"Is patriotism biblical?" — Nicodemus

"No one can serve two masters." Jesus said this about money, but it applies to all forms of power. Someone or something will always take top place, and everything else in our lives will start conforming to its rule.

God has knit most of us into communities that call on Christ as Lord -- even Lord of lords. Only when we serve him as our one master are we of any use to him. So we subject every demand of every authority to Jesus’ supreme authority. We "do not believe every spirit, but test the spirits to see whether they are of God" (1 John 4:1).

Many spirits are contending for our loyalties. Let's call some of these "spirits of patriotism." Do they pass the test of Christ (1 John 4:2-3)?

Soon after the beginning, Genesis shows us an earth inhabited by a quilt of peoples (Gen. 10). These peoples are distinguished by family, language, land, and ethnicity (Gen. 10:31).

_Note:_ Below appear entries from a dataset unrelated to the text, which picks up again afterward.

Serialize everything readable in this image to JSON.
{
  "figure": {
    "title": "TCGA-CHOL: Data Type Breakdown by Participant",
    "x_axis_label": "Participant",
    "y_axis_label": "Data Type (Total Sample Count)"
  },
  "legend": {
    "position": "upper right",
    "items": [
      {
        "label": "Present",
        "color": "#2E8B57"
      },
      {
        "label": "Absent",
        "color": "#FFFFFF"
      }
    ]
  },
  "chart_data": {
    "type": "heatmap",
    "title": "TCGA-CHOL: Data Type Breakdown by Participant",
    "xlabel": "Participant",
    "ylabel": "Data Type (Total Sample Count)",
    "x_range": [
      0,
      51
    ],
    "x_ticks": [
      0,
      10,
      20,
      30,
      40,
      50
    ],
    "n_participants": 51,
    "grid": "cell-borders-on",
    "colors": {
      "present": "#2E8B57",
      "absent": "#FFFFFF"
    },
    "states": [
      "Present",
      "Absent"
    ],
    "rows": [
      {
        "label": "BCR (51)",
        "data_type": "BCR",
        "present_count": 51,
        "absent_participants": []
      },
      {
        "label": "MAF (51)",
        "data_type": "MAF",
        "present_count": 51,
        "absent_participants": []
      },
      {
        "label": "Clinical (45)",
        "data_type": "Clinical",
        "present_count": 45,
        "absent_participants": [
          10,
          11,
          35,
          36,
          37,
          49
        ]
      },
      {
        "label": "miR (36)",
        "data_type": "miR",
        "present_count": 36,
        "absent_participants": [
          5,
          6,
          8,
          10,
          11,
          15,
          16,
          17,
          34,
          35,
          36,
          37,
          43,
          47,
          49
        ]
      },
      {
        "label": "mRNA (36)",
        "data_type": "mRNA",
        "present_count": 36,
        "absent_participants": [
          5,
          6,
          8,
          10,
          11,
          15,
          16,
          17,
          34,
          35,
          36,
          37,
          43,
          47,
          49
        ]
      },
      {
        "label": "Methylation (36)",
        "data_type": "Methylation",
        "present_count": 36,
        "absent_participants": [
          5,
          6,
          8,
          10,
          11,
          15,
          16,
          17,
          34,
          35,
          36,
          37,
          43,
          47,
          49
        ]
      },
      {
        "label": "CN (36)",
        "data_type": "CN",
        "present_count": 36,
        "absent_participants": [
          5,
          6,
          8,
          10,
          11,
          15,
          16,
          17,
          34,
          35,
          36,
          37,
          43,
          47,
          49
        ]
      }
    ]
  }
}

At the very end, Revelation shows us a new earth, still inhabited by a quilt of peoples (Rev. 21:4). Revelation promises a future that somehow honors our current identities as families that speak common languages, inhabit certain areas, and share particular ways of life. If God is redeeming us -- not just as "souls," but as peoples -- then there must be something redeemable in the shared identities that distinguish us as peoples.

Biblical peoplehood is also political: The kings of the earth minister to God’s chosen people (Isa. 60:10), bringing their glory into the New Jerusalem (Rev. 21:24). Perhaps even our governments are redeemable! That means that despite their failings, they can be loved, corrected, and even served in faithful submission (1 Pet. 2:12-17).

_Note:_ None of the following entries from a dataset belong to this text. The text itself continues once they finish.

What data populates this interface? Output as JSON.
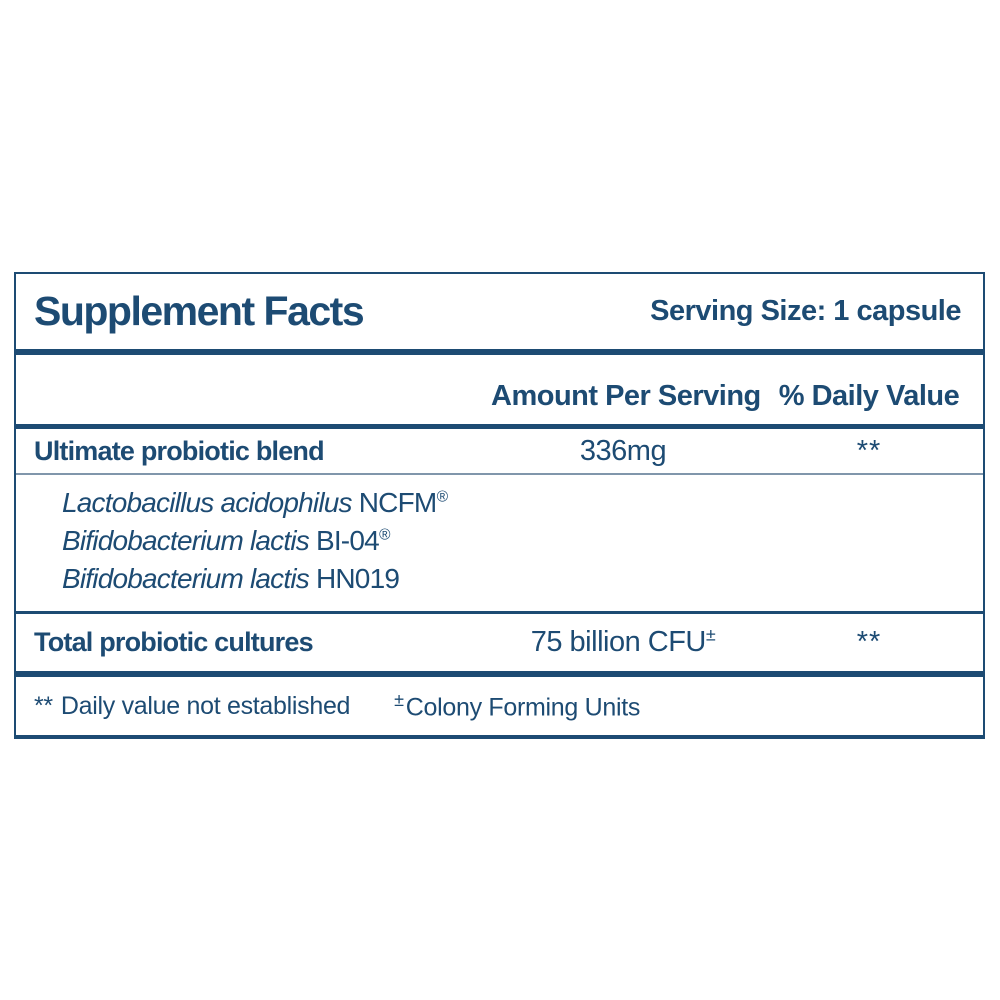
{
  "label": {
    "title": "Supplement Facts",
    "serving_size": "Serving Size: 1 capsule",
    "columns": {
      "amount": "Amount Per Serving",
      "daily_value": "% Daily Value"
    },
    "rows": [
      {
        "name": "Ultimate probiotic blend",
        "amount": "336mg",
        "daily_value": "**"
      },
      {
        "name": "Total probiotic cultures",
        "amount": "75 billion CFU",
        "amount_sup": "±",
        "daily_value": "**"
      }
    ],
    "ingredients": [
      {
        "species": "Lactobacillus acidophilus",
        "strain": "NCFM",
        "sup": "®"
      },
      {
        "species": "Bifidobacterium lactis",
        "strain": "BI-04",
        "sup": "®"
      },
      {
        "species": "Bifidobacterium lactis",
        "strain": "HN019",
        "sup": ""
      }
    ],
    "footnotes": {
      "daily_value": {
        "symbol": "**",
        "text": "Daily value not established"
      },
      "cfu": {
        "symbol": "±",
        "text": "Colony Forming Units"
      }
    },
    "colors": {
      "ink": "#1d4b73",
      "light_rule": "#8096ab",
      "background": "#ffffff"
    }
  }
}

That loving service to the leaders and symbols of one's country is something like what we call "patriotism."

However, we need to remember that this new world order arrives after the old world has endured fifteen chapters of hell. This hell is the work of authorities that have demanded for themselves loyalties that belong only to God (Rev. 13). These powers grow suspicious and even violent when we don't put them first. They demand devotion and sacrifice, and punish those who obey laws prior to their own. To submit to them is to forsake Jesus as Lord.

That loving service to the leaders and symbols of one's country is also something like what we call "patriotism."

We don't test spirits of patriotism with gut reactions. Nor do we rely on civil authorities, academic guilds, parents, polls, or pundits. All these may be helpful to the testing process, but they cannot make the final call. We have no promises from Jesus that they are any more trustworthy than Ouija boards. In fact, all of them played some role in sending Jesus to the cross -- and in the name of patriotism!

However, we do have Jesus' promise to come alongside us and guide our judgment when we gather in the context of a community, ruled by the Word, that holds itself accountable (Matt. 18:18-20). Americans, Afghans, and the rest of the world's peoples will only truly honor our respective authorities when we put Jesus first. Only then can we resist rather than practice idolatry, enter the heavenly city, and minister to Israel.

You might have preferred a laundry list of particular practices (serving in the armed forces, registering as conscientious objectors, paying taxes, offering humanitarian aid, supporting retaliation, protesting retaliation) with my personal thumbs-up or thumbs-down. But exchanging discernment for punditry doesn't really test the spirits, does it?